Recall that Var is a Signal which can be updated by the client program. In fact, all necessary functionality is already present in class Signal; we just need to expose it:

class Var[T](expr: => T) extends Signal[T](expr) {
    override def update(expr: => T): Unit = super.update(expr) // re use the same implementation, and expose it publicly
}
object Var {
    def apply[T](expr: => T) = new Var(expr)
}

Discussion

Our implementation of FRP is quite stunning in its simplicity. But you might argue that it is too simplistic. In particular, it makes use of the worst kind of state: global state.

object Signal {
    val caller = new StackableVariable[Signal[_]](NoSignal) // accessed by all
    ...
}

One immediate problem is: What happens if we try to evaluate several signal expressions in parallel (in multiple threads, etc)?

• The caller signal will become “garbled” by concurrent updates and may cause race conditions and unpredictable results.

Thread-Local State

One way to get around the problem of concurrent accesses to global state is to use synchronization.

But this blocks threads, can be slow, and can lead to deadlocks.

Another solution is to replace global state by thread-local state.

• Thread-local state means that each thread accesses a separate copy of a variable.
• It is supported in Scala through class scala.util.DynamicVariable.

Using Thread-Local State

The API of DynamicVariable matches the one of StackableVriable So we can simply swap it into our Signal implementation:

object Signal {
    val caller = new DynamicVariable[Signal[_]](NoSignal)
    ...
}

Disadvantages

Thread-local state still comes with a number of disadvantages:

• Its imperative nature often produces hidden dependencies which are hard to manage.
• Its implementation on the JDK involves a global hash table lookup, which can be a performance problem.
• It does not play well in situations where threads are multiplexed between several tasks.

Another Solution: Implicit Parameters

A cleaner solution involves implicit parameters.
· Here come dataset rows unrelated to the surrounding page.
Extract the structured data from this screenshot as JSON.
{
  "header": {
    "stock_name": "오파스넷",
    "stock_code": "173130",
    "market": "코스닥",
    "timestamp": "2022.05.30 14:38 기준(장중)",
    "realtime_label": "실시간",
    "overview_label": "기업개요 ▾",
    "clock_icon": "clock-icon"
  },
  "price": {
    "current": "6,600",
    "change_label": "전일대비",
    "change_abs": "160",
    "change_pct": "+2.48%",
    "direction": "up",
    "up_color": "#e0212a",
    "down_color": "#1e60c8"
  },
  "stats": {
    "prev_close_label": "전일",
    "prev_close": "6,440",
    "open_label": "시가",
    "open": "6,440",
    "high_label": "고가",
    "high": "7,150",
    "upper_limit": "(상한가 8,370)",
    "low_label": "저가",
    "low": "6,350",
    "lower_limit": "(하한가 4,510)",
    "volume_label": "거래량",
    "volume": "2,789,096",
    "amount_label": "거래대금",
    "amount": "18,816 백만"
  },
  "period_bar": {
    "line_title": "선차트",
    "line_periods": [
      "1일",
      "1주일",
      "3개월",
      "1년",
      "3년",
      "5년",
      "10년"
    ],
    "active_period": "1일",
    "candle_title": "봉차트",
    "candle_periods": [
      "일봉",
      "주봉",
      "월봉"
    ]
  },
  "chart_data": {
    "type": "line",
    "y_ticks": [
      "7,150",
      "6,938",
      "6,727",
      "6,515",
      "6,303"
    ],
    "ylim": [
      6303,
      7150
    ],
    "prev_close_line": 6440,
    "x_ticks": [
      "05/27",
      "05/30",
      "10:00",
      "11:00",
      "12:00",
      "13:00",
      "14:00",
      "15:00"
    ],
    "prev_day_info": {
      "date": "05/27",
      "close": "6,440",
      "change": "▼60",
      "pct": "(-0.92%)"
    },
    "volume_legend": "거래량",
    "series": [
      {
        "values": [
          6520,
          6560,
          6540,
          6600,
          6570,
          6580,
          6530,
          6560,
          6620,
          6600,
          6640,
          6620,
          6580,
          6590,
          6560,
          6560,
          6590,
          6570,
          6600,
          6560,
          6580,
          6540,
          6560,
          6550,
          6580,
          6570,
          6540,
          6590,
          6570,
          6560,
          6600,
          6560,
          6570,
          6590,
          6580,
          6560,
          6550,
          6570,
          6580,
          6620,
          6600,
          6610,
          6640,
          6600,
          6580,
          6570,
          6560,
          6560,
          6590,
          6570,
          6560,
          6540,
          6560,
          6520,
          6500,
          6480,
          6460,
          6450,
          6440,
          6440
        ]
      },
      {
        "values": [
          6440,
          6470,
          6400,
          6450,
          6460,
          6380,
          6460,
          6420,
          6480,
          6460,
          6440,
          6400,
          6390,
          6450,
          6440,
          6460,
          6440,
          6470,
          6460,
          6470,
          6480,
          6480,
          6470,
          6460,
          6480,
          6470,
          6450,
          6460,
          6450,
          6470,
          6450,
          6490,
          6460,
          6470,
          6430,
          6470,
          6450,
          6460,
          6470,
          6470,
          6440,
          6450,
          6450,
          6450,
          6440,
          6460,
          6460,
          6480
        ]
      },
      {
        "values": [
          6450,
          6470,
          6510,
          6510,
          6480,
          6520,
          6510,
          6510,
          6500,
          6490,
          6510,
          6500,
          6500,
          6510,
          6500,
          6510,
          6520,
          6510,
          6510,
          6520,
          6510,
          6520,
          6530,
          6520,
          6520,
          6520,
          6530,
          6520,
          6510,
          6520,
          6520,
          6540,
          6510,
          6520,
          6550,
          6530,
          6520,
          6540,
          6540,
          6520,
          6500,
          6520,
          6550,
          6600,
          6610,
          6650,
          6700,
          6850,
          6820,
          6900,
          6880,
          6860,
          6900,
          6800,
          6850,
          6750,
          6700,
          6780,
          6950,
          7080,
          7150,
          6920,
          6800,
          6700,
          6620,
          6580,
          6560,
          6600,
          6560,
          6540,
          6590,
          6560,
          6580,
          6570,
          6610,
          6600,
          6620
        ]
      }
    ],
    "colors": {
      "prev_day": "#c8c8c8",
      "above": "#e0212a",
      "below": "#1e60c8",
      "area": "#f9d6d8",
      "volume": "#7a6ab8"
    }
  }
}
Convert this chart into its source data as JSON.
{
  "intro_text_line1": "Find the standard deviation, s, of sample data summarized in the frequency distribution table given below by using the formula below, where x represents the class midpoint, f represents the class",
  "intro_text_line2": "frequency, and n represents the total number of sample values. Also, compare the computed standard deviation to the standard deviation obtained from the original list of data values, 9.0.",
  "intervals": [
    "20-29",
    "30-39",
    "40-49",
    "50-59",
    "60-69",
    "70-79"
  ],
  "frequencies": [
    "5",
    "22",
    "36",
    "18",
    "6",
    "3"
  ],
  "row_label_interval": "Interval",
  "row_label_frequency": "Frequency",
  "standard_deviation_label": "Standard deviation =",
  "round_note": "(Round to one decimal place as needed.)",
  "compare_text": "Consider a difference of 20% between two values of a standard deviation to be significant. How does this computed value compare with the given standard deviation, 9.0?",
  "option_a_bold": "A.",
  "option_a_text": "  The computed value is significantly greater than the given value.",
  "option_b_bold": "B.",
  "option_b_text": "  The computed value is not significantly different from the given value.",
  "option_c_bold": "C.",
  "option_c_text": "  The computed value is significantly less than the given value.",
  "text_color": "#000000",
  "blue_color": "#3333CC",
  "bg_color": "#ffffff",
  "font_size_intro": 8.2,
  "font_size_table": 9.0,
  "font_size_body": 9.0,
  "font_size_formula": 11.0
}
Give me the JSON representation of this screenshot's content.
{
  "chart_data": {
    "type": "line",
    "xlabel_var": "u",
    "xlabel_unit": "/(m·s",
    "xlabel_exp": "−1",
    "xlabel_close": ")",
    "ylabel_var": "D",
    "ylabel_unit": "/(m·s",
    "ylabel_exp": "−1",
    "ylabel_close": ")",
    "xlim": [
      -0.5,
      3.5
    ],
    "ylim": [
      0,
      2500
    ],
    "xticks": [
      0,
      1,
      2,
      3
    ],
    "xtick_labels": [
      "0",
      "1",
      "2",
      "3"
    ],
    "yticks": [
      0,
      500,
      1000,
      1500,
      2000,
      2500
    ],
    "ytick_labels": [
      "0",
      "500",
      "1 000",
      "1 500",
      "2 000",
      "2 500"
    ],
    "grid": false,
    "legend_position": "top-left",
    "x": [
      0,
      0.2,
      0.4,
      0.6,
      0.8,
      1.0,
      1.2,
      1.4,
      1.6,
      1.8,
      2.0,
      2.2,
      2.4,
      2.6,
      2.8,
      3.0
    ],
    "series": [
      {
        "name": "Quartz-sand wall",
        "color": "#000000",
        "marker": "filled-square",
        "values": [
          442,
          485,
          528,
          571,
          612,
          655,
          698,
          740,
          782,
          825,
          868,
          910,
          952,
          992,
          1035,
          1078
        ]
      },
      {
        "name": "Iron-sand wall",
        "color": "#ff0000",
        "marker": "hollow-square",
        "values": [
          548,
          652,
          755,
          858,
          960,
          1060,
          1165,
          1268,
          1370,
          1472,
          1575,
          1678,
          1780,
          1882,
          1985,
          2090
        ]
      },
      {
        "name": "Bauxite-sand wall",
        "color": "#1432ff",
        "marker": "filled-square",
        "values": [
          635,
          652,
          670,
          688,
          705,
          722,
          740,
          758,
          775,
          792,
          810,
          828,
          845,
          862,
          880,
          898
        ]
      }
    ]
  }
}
• Instead of maintaining a thread-local variable, pass its current value into a signal expression as an implicit parameter.
• This is purely functional.
• In current Scala it requires more boilerplate than the thread-local solution.
• Future versions of Scala might solve that problem

Summary

We have given a quick tour through functional reactive programming, with some usage examples and an implementation.

This is just a taster, there’s much more to be discovered in the field.

In particular,** we only covered one particular style of FRP: Discrete signals changed by events**. Some variants of FRP also treat continuous signals. Values in these systems are often computed by sampling (computed as needed instead of each possible time, with sufficient density) instead of event propagation.